In the twentieth century thinking about the monarch’s disrobed ankles gave way to thinking about how to drive further and faster without a care in the world – or even the slightest suspicion that the AA man was saluting you to get you to turn your good side to the hidden camera as he secretly photographed you for MI5's files.

However motorists’ freedoms began to be eroded faster than Richard Hammond in a race against Jeremy Clarkson and James May, as the right to speed through residential areas, blunder the wrong way down the motorway, pick your nose at traffic lights or even drive a burning 4x4 into an airport terminal were heavy-handedly outlawed.

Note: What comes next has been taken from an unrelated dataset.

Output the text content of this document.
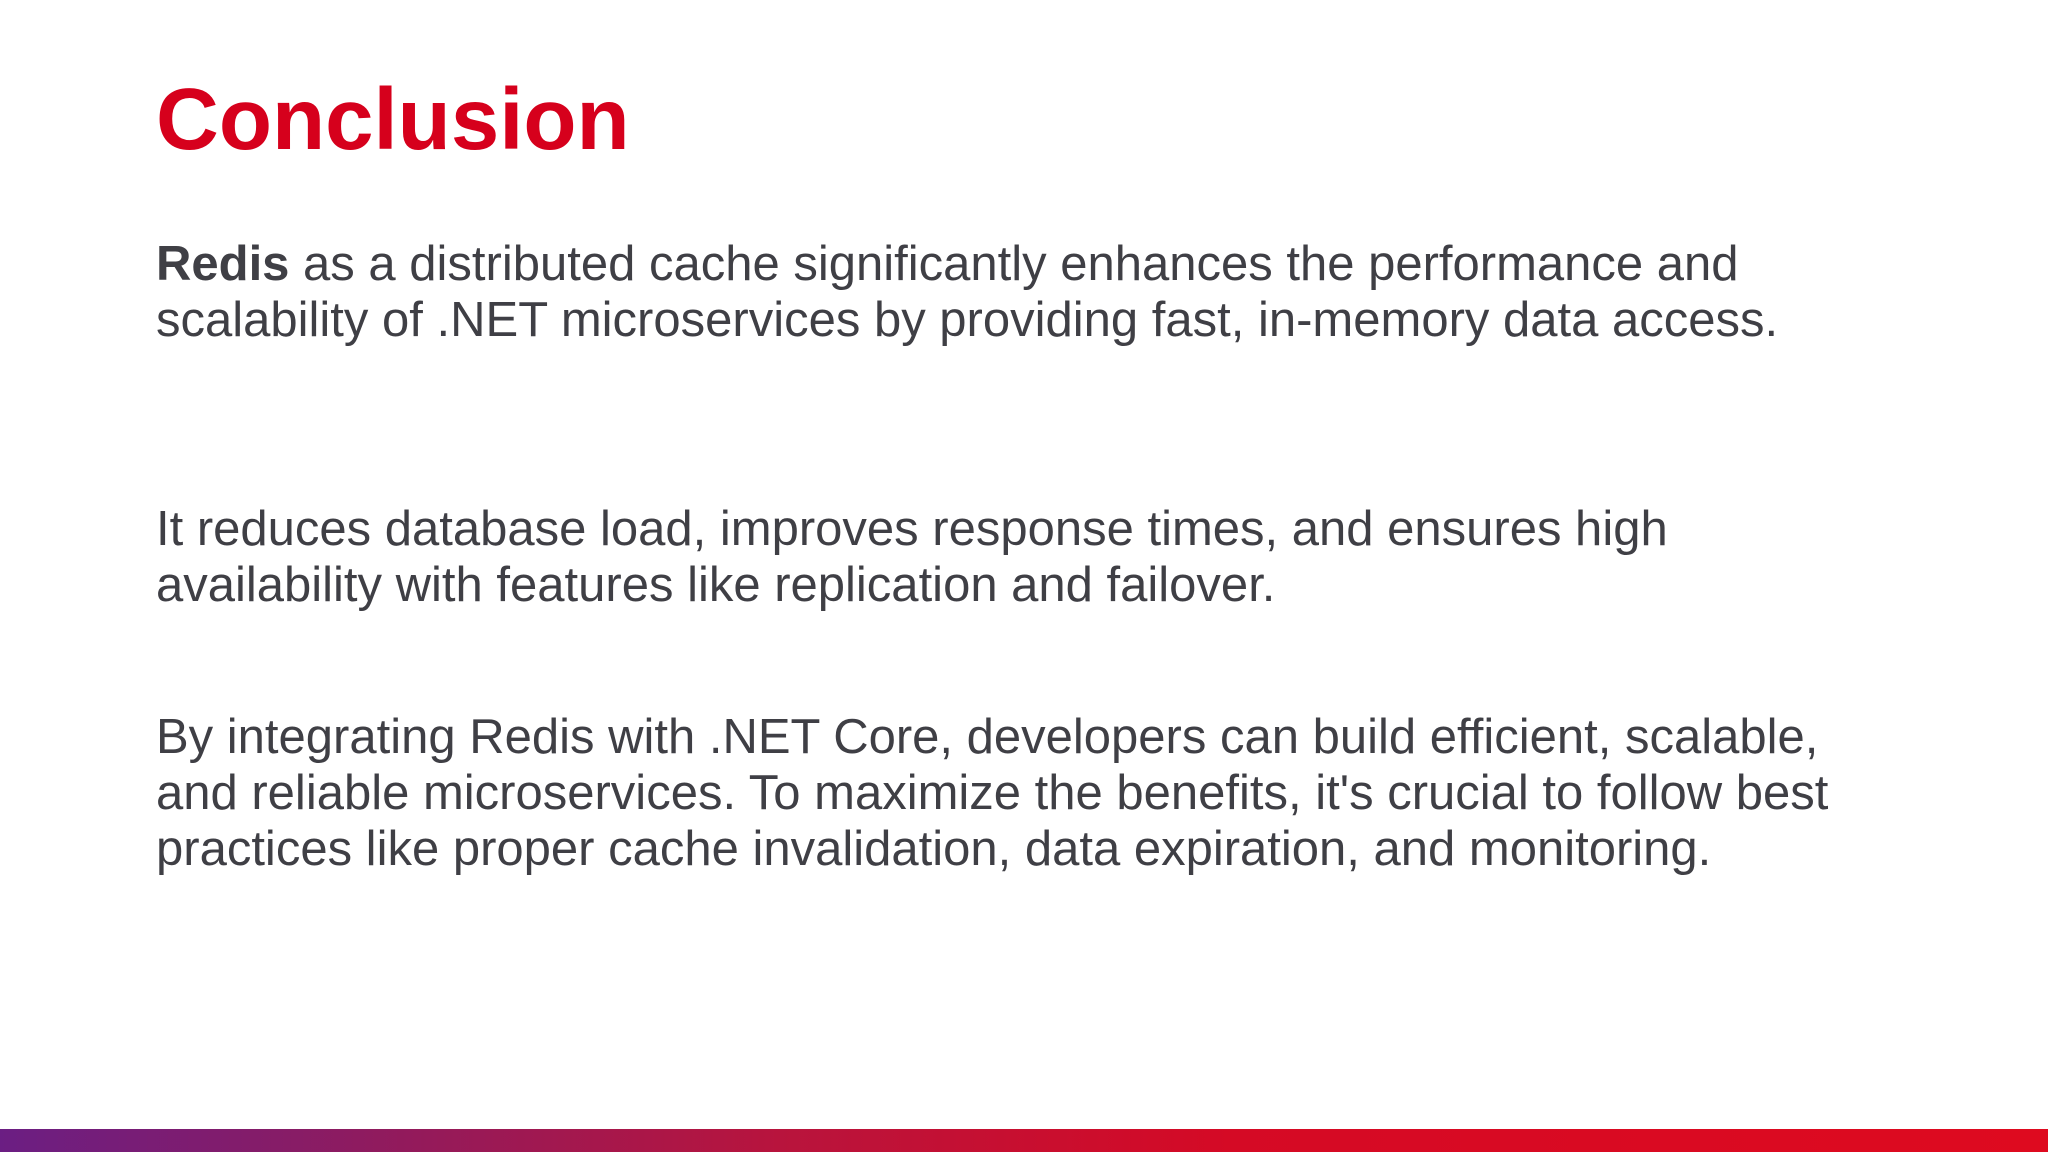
Conclusion

Redis as a distributed cache significantly enhances the performance and scalability of .NET microservices by providing fast, in-memory data access.

It reduces database load, improves response times, and ensures high availability with features like replication and failover.

By integrating Redis with .NET Core, developers can build efficient, scalable, and reliable microservices. To maximize the benefits, it's crucial to follow best practices like proper cache invalidation, data expiration, and monitoring.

Motorists soon found themselves hampered by sleeping policemen, speed cameras, the high cost of petrol and millions of other white-knuckled, grim-faced speed-freaks clogging up the roads in their own pursuit of The Freedom of the Road. A nation of voyeurs who spent weeks watching a dozen morons people trapped in a TV studio every summer, became incensed at the thought of being photographed up to 300 times day in central London as they inched forward in first gear thinking about watching a dozen morons people trapped in a TV studio every summer.

The decision by the Home Office to give police access to traffic cameras in real-time rather than applying for the data on a case-by-case basis – or subscribing to Sky’s top-rating 24-hour Traffic Jam Channel – was the last potato in the exhaust pipe and The Freedom of The Road came to a sudden stop with a Flash! Bang! Wallop!

The Freedom of the Road will be buried at the St Alastair Stewart Church of Police, Camera, Action! The mourners will sing along to a selection of turgid mid-1970s guitar-based anthems from the Best of Top Gear CD while being photographed by undercover coppers posing as mourners. The service will be sponsored by Snappy Snaps and the driver of the hearse will be arrested and taken to Guantanamo Bay for thinking about picking his nose at a traffic light as he heads home.

(1) especially insofar as such cares related to being run over
(2) The As A Dodo editorial team must apologise at this point for the sloppy work by the junior staffer who prepared this piece, who appears to believe that Kenneth Grahame's Wind in the Willows contains an accurate record of motoring in the Edwardian era.